Dalam hari-hari penuh ketidaktenangan, Janis dan Cindy begitu akrab. Mereka saling menenangkan satu sama lainnya. Kini mereka memang benar-benar tinggal berdua setelah seorang polisi mengabarkan kematian orangtuanya.

“Nona Cindy Murders?” Tanya seorang polisi berpakaian bebas di depan pintu rumah Cindy.

“Iya, saya. Bapak mau mengabari tentang keberadaan orang tua saya?” Tanya Cindy terburu-buru tanpa mempersilakan polisi yang seperti intel itu masuk ke dalam rumahnya.

Di belakang Cindy, Janis datang dengan terburu-buru. “Kabar Mama?” Tanyanya memalingkan wajahnya pada Cindy lalu beralih kepada polisi yang berbicara tadi.

Maaf, Nona, kami membawakan kabar buruk. Menurut hasil indentifikasi kami, orang yang berada dalam mobil yang keluarga anda tumpangi sudah tewas.

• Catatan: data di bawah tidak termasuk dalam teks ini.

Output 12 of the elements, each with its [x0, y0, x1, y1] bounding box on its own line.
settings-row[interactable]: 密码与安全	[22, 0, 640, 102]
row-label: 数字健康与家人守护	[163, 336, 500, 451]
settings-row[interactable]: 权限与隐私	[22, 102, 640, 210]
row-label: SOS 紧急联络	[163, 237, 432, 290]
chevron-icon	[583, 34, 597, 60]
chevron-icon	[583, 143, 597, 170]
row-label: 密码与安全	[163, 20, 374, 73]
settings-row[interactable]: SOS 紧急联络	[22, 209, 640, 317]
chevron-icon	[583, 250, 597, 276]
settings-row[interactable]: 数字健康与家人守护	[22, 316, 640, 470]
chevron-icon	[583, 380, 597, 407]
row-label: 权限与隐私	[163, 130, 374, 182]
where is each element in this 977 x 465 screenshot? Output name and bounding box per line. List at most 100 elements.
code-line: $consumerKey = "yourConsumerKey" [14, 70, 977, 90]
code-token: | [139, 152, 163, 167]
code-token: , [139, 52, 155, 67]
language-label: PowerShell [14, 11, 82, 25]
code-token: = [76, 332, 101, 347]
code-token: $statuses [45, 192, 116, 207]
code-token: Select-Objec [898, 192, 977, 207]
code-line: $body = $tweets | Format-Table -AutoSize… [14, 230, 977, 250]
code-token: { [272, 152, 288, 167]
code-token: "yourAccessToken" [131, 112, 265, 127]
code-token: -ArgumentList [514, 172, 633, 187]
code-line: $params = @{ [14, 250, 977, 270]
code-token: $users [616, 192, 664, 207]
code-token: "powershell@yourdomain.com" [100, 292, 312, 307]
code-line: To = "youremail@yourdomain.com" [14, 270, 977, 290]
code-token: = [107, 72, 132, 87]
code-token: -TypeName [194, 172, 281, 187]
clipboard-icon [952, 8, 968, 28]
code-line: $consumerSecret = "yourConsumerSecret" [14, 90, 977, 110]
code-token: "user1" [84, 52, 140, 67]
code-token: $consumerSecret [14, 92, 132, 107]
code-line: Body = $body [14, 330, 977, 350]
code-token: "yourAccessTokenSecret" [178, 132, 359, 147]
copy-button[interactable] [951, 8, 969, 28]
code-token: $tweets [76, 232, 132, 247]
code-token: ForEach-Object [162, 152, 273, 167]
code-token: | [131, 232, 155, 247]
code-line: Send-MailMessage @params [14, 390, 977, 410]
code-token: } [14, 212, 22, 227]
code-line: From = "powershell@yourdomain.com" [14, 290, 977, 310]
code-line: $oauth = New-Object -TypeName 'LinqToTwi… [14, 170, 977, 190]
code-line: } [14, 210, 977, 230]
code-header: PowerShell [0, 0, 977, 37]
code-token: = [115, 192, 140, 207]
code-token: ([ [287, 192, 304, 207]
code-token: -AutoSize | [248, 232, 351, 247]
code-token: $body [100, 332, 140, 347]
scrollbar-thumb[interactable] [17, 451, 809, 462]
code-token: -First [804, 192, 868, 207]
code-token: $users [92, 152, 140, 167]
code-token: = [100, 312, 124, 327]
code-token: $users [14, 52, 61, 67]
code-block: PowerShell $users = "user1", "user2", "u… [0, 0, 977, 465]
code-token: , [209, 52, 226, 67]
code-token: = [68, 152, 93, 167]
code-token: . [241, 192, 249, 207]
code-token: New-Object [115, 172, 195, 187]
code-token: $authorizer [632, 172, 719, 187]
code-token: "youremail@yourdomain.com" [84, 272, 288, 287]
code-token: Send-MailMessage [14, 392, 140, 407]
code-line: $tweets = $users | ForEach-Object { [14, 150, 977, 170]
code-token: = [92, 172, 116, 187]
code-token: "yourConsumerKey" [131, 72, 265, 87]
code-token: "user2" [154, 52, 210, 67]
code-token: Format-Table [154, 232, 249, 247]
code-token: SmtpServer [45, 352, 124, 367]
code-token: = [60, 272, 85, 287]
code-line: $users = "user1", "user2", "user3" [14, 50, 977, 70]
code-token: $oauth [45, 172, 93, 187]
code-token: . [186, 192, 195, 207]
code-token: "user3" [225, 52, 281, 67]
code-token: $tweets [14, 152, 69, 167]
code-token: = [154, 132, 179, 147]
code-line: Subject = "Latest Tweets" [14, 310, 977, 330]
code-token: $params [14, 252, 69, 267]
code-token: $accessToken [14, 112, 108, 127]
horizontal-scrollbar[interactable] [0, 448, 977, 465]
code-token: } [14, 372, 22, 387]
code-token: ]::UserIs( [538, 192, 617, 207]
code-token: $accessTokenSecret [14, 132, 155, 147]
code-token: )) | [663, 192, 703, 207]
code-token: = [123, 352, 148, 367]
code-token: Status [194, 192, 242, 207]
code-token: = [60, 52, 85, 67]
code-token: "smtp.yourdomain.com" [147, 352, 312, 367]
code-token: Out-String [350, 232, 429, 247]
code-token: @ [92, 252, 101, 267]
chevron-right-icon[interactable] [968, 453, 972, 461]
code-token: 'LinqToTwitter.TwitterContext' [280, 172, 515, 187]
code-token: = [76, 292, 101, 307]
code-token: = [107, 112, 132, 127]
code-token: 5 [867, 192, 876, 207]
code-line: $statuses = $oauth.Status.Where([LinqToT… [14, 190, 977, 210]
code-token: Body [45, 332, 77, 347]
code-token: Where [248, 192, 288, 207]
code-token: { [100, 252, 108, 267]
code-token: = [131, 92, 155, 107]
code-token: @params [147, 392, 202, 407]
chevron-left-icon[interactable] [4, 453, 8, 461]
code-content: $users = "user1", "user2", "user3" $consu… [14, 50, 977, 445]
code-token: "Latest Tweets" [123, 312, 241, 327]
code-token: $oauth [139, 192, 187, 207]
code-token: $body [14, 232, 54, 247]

Mobil yang ditumpanginya hangus terbakar dan di sana tidak kami temukan apa-apa selain bangkai mobil yang sudah tidak berbentuk lagi.”

Serentak kedua gadis itu menangis  histeris. Mereka sama-sama menyesali dengan apa yang telah terjadi.

Polisi berkulit putih itu tak ingin membuang waktunya untuk melihat dua saudara itu menangis. Ia segera melanjutkan tugasnya. Ia menawarkan tawaran yang tentu tidak akan ditolak oleh kedua gadis itu.
Mereka mengikuti polisi yang menjanjikan ingin memperlihatkan sisa-sia kebakaran mobil di jurang tempo hari yang diduga kuat bahwa itu adalah keluarga mereka.

Setelah semuanya terbukti, Janis dan Cindy menerima kenyataan itu dengan pahit. Untuk beberapa saat mereka saling berdiam diri tak menyapa bahkan tak saling menenangkan seperti hari-hari sebelumnya, dalam hati Cindy, ia tetap saja menyalahkan orangtua Janis atas kejadian ini.